Dengan penghasilan sebagai buruh bangunan, ia kini berusaha mengumpulkan uang sedikit demi sedikit untuk membeli bahan bangunan. Namun, upaya itu berjalan sangat lambat.
“Setiap hari hanya bisa melihat sisa puing. Belum tahu kapan rumah ini bisa berdiri lagi,” ujar HP lirih.
Seorang pegiat sosial di Situbondo, yang dikenal dengan nama Mas Pepeng atau Tekos Sosial, mengatakan kondisi HP sangat memprihatinkan. Selama sebulan terakhir, HP terpaksa tidur di gubuk kecil tanpa dinding di dekat kandang sapi, atau sesekali menumpang di teras rumah tetangga.
“Sejak kebakaran, bantuan yang diterima baru sebatas pakaian dan peralatan dapur dari Dinas Sosial Situbondo. Untuk bahan bangunan rumah, sampai sekarang belum ada bantuan, baik dari pemerintah daerah, kecamatan, maupun desa,” kata Tekos Sosial.
Ia menjelaskan, lahan yang ditempati HP memang bukan milik pribadi, melainkan milik seseorang di Surabaya. Namun, HP diperbolehkan menjaga dan mendirikan tempat tinggal di lokasi tersebut.
Menurut Tekos Sosial, untuk membangun kembali rumah sederhana, masih dibutuhkan berbagai material seperti kayu usuk, dinding kalsiboard, serta tambahan asbes untuk atap.

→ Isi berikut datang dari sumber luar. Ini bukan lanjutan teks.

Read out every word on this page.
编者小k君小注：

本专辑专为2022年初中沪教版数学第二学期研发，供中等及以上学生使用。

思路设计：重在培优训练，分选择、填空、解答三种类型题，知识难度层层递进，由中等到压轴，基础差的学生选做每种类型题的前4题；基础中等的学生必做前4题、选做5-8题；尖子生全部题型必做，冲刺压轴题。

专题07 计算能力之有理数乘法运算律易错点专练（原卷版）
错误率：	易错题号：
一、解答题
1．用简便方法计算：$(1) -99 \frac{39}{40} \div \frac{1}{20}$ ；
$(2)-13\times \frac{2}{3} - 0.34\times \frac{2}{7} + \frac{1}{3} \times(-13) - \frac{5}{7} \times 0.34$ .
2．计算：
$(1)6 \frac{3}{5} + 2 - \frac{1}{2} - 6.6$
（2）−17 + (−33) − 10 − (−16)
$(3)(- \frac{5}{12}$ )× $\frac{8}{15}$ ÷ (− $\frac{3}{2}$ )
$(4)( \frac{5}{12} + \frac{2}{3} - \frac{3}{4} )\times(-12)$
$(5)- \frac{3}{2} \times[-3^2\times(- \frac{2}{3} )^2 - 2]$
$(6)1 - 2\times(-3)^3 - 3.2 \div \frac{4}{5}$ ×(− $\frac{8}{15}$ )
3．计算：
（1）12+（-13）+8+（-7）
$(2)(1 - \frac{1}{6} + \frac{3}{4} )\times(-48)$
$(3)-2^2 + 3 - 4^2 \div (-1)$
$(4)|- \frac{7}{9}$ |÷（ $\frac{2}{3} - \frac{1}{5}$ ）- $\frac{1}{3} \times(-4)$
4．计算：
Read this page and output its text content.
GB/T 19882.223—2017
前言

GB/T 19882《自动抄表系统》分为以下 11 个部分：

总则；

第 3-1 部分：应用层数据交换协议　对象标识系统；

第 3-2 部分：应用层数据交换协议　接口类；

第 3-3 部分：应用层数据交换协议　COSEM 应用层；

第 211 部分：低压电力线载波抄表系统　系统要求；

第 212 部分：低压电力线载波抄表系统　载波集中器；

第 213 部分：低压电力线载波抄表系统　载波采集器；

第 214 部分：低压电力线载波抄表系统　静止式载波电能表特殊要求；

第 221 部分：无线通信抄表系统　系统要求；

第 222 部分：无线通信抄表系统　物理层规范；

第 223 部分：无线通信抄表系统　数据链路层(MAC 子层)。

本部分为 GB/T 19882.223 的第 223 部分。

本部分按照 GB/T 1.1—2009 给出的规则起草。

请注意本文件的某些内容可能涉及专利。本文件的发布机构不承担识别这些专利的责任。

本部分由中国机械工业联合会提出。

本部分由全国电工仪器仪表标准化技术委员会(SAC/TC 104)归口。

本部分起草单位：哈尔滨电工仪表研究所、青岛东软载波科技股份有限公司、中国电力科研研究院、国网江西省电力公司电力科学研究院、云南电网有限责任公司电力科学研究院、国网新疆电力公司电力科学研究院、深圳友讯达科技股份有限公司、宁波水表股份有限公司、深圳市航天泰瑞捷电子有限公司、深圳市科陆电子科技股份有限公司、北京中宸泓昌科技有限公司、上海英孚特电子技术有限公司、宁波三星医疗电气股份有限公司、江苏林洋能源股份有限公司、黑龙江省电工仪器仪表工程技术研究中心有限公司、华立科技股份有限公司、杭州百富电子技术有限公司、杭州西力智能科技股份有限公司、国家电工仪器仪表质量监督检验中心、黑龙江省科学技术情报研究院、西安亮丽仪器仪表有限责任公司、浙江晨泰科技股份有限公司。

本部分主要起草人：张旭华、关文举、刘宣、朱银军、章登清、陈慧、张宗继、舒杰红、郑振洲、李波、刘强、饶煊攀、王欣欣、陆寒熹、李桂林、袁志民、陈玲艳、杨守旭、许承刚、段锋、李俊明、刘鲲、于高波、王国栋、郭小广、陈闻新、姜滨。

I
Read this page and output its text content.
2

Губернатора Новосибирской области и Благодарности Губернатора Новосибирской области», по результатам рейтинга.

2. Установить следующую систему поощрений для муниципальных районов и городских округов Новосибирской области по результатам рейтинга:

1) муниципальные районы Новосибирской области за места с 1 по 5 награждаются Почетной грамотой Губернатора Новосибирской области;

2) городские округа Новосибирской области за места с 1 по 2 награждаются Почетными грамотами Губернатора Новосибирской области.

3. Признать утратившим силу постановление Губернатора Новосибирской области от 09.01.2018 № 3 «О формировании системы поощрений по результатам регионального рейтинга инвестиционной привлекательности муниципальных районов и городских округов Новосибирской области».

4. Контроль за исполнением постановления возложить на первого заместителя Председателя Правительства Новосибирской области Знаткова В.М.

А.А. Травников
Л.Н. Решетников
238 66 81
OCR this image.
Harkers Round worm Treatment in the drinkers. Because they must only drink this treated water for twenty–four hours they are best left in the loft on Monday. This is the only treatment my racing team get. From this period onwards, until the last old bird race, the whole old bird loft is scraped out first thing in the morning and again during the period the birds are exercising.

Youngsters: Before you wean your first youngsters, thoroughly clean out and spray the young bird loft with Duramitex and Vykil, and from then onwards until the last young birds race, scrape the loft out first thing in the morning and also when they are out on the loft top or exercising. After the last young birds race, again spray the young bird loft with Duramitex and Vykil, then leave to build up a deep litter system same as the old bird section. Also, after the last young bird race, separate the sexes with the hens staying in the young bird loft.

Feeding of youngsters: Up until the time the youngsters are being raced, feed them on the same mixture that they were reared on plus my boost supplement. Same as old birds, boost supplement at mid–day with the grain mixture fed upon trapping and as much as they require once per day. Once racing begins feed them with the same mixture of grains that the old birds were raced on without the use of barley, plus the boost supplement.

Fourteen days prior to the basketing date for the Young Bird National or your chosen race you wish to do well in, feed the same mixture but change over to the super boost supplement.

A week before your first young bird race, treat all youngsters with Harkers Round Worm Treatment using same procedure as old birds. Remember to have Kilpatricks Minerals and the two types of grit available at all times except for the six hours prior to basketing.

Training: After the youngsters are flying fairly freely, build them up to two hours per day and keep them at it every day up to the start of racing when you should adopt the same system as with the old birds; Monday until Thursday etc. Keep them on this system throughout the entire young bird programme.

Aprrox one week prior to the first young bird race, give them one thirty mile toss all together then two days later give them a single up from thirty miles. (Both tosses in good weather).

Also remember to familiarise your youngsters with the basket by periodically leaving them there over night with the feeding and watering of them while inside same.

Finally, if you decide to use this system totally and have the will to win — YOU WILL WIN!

“Saya mengajak warga Situbondo, khususnya Panarukan, untuk peduli. Mas HP ini sangat layak dibantu agar bisa kembali memiliki tempat tinggal yang layak,” ujarnya.
Sementara itu, Kepala Dusun setempat Jhon, saat dikonfirmasi mengatakan pihaknya telah melaporkan kejadian kebakaran tersebut kepada pemerintah desa dan kecamatan.
“Kami sudah melaporkan dan data korban sudah masuk ke BPBD serta Dinas Sosial Situbondo, bantuan berupa baju dan alat dapur sudah ada dari Dinas terkiat. Namun untuk bantuan pembangunan rumah atau program RTLH mungkin membutuhkan proses,” kata Jhon.
Ia menambahkan, pihaknya bersama warga siap bergotong royong membantu pembangunan rumah HP apabila bantuan material sudah tersedia.
“Kami terus memantau kondisi di lapangan. Warga juga siap membantu jika pembangunan sudah bisa dilakukan,” pungkasnya.